Ireland's political leaders are scrambling to find allies to form a new government after one of the most indecisive general election outcomes of recent times.
With just a clutch of seats to be decided, the two main political parties are coming under intense pressure to forge an unprecedented alliance as confusion reigns about the way forward.
A seismic split in the general election vote has thrust bitter enemies Fine Gael and Fianna Fail into a bout of soul-searching as to whether they can bury their age-old enmity to restore stability to the country.
Taoiseach Enda Kenny is to meet his party leadership while Fianna Fail chief Micheal Martin will open talks this week with his own stalwarts about their limited options.
Fractures have already opened within both parties, civil war-era adversaries who have swapped power for decades, about a widely-forecast "grand coalition".
Counting continues today, under Ireland's complex and lengthy proportional representation system, for a small number of final seats yet to be decided.
Recounts have also been ordered in a handful of constituencies.
Fine Gael looks set to be the largest party despite suffering humiliating losses after five years in power implementing austerity, taking a narrow lead over arch-rival Fianna Fail.
Outgoing junior coalition partner Labour has taken a drubbing with a number of its ministers being ejected, although party leader Joan Burton and deputy leader Alan Kelly won fights to retain their seats.

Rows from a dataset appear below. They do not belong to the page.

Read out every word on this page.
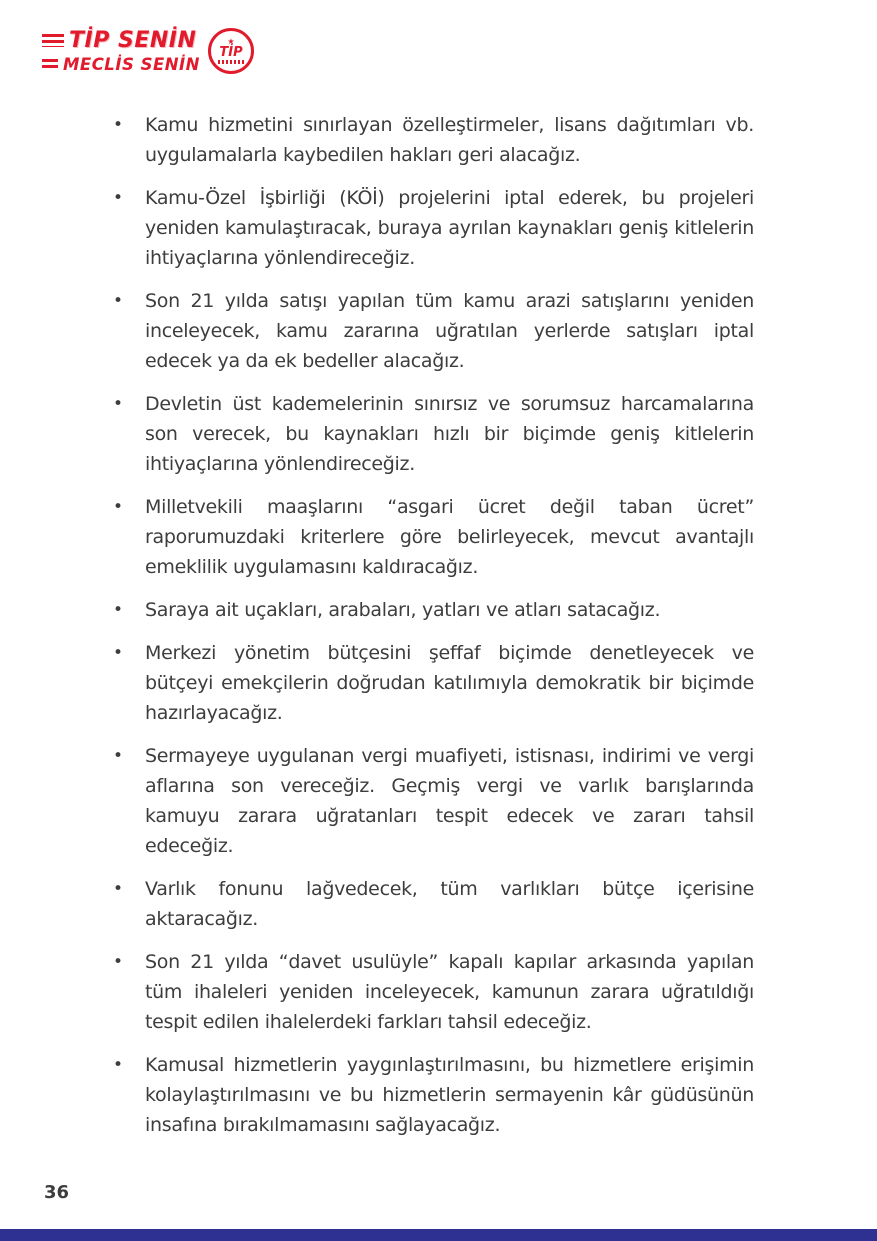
TİP SENİN
MECLİS SENİN
★
TİP
•	Kamu hizmetini sınırlayan özelleştirmeler, lisans dağıtımları vb. uygulamalarla kaybedilen hakları geri alacağız.
•	Kamu-Özel İşbirliği (KÖİ) projelerini iptal ederek, bu projeleri yeniden kamulaştıracak, buraya ayrılan kaynakları geniş kitlelerin ihtiyaçlarına yönlendireceğiz.
•	Son 21 yılda satışı yapılan tüm kamu arazi satışlarını yeniden inceleyecek, kamu zararına uğratılan yerlerde satışları iptal edecek ya da ek bedeller alacağız.
•	Devletin üst kademelerinin sınırsız ve sorumsuz harcamalarına son verecek, bu kaynakları hızlı bir biçimde geniş kitlelerin ihtiyaçlarına yönlendireceğiz.
•	Milletvekili maaşlarını “asgari ücret değil taban ücret” raporumuzdaki kriterlere göre belirleyecek, mevcut avantajlı emeklilik uygulamasını kaldıracağız.
•	Saraya ait uçakları, arabaları, yatları ve atları satacağız.
•	Merkezi yönetim bütçesini şeffaf biçimde denetleyecek ve bütçeyi emekçilerin doğrudan katılımıyla demokratik bir biçimde hazırlayacağız.
•	Sermayeye uygulanan vergi muafiyeti, istisnası, indirimi ve vergi aflarına son vereceğiz. Geçmiş vergi ve varlık barışlarında kamuyu zarara uğratanları tespit edecek ve zararı tahsil edeceğiz.
•	Varlık fonunu lağvedecek, tüm varlıkları bütçe içerisine aktaracağız.
•	Son 21 yılda “davet usulüyle” kapalı kapılar arkasında yapılan tüm ihaleleri yeniden inceleyecek, kamunun zarara uğratıldığı tespit edilen ihalelerdeki farkları tahsil edeceğiz.
•	Kamusal hizmetlerin yaygınlaştırılmasını, bu hizmetlere erişimin kolaylaştırılmasını ve bu hizmetlerin sermayenin kâr güdüsünün insafına bırakılmamasını sağlayacağız.
36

Ms Burton said she did not see her party in the next government.
Sinn Fein has further increased its vote south of the Irish border, making it the third largest.
The party said it would not prop up either of the two traditional parties.
With a large section of the electorate backing smaller parties and independents, the make-up of a new government remains in doubt, if an administration can be formed at all.
Among the battered coalition's biggest casualties were Fine Gael's deputy leader and former health minister James Reilly, the party's former justice minister Alan Shatter and Labour's communications minister Alan White.
Such is the uncertainty, senior political figures have talked openly about a new political system, citing continental European-style consensual arrangements or even a power-sharing executive similar to Northern Ireland.